Nonetheless, the Council Financial Records Series' most complete run of material in the McGill Archives (ten files bearing the title, Budget and United Red Feather Services Budget Committee, each covering a consecutive year, 1962-1971), constitutes a major functional contact between the MCSA and the main source of funding in its last decade. Also of note here are such miscellany as financial statements of the Foster Home Recruiting Centre for 1969 and the Research Department, 1967-1971.

Projects and Task Forces

While MCSA documents earlier sometimes construed the term "project" so generally as to encompass virtually any activity in the social welfare field (see, for example, the statement on the Council Program, 1941-1954: file 206), no identifiable Projects and Task Forces Series existed until the 1956 New Areas Recreation Project relocation of the old inner city Iverley Community Centre to the rapidly growing post-war suburb of St. Laurent (files 816 and 1192) . This series, which proliferated in the 1960s, is the most socially activist and even politically radical in the implications of the programmes some of its documents promote. It is also the most ambiguous to the extent that, because of the vagaries of the MCSA's filing practices and assignment of titles, in some cases it is unclear as to precisely what project (though not which task force) a given file pertains.
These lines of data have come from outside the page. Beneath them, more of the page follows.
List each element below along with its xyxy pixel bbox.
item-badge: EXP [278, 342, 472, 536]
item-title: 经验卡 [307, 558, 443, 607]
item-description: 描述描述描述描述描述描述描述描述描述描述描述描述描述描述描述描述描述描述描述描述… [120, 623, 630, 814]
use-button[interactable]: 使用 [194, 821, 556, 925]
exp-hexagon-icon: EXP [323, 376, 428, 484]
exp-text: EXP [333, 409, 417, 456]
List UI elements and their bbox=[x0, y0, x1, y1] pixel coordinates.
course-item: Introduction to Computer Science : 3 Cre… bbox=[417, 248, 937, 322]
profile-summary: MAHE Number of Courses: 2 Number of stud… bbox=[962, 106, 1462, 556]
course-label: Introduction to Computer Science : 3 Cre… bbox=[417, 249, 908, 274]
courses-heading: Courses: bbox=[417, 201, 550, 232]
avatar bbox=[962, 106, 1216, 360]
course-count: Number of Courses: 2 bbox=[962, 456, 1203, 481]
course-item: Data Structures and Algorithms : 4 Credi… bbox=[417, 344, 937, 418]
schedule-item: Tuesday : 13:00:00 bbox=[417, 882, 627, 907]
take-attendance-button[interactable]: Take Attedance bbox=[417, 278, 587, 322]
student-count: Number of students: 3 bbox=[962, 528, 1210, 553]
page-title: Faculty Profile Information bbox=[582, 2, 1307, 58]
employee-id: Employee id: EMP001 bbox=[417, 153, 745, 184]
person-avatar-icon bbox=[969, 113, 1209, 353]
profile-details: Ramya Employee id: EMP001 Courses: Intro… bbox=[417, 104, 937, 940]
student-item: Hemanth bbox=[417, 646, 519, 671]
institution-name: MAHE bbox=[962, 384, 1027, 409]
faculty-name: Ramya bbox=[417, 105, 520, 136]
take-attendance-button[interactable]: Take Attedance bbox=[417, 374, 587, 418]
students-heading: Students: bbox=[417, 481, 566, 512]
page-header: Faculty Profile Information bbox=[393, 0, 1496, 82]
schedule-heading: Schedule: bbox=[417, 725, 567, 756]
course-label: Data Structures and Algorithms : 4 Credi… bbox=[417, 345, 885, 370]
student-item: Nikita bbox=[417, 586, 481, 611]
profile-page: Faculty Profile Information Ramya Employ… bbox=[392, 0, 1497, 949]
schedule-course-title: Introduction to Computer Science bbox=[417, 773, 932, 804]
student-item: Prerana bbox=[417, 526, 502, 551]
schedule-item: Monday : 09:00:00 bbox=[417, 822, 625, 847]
The largest series, Projects and Task Forces in general reflects a change in mood from the comparative conservatism of the 1950s and, while still providing traditional services like research, deals more concertedly in consumer and tenant advocacy, and self-help and Dhands on D community involvement, including the encouragement of citizens' and other pressure groups. Moreover, though the participation of the Council and its members in and with other organizations had always been a matter of course, in Projects and Task Forces this involvement, especially in the last half decade or so of the institution's existence, sometimes took the form of the MCSA role and identity becoming submerged, almost marginal. In important fields like housing and urban redevelopment, and the coordination of efforts to alleviate and eliminate poverty, the Council would seem to have been losing the initiative and becoming just another player on a wider, and increasingly francophone, welfare team.

Correspondence, briefs, reports, minutes, press clippings and press releases, as well as lists of supporters and mailing lists, are all well represented, but this is the only series to preserve public petitions (these are found in four of the Lower Bus Fares for Senior Citizens files). A substantial portion of the holdings are committees which might otherwise be expected to appear mostly or totally in the Committees Series. However, their original Council inclusion in Projects and Task Forces has been maintained. Noteworthy in this respect are the Committees on Quebec Social Assistance, Housing and Urban Renewal, Greater Montreal Anti-Poverty Coordinating, Pointe St. Charles Coordinating, and Safe Label ... Safe Closure.

The provision of day care for the children of working parents, with -Day Care- appearing in 84 titles as listed, constitutes the largest concentration of data on any subject in this series. But other themes are also numerously addressed.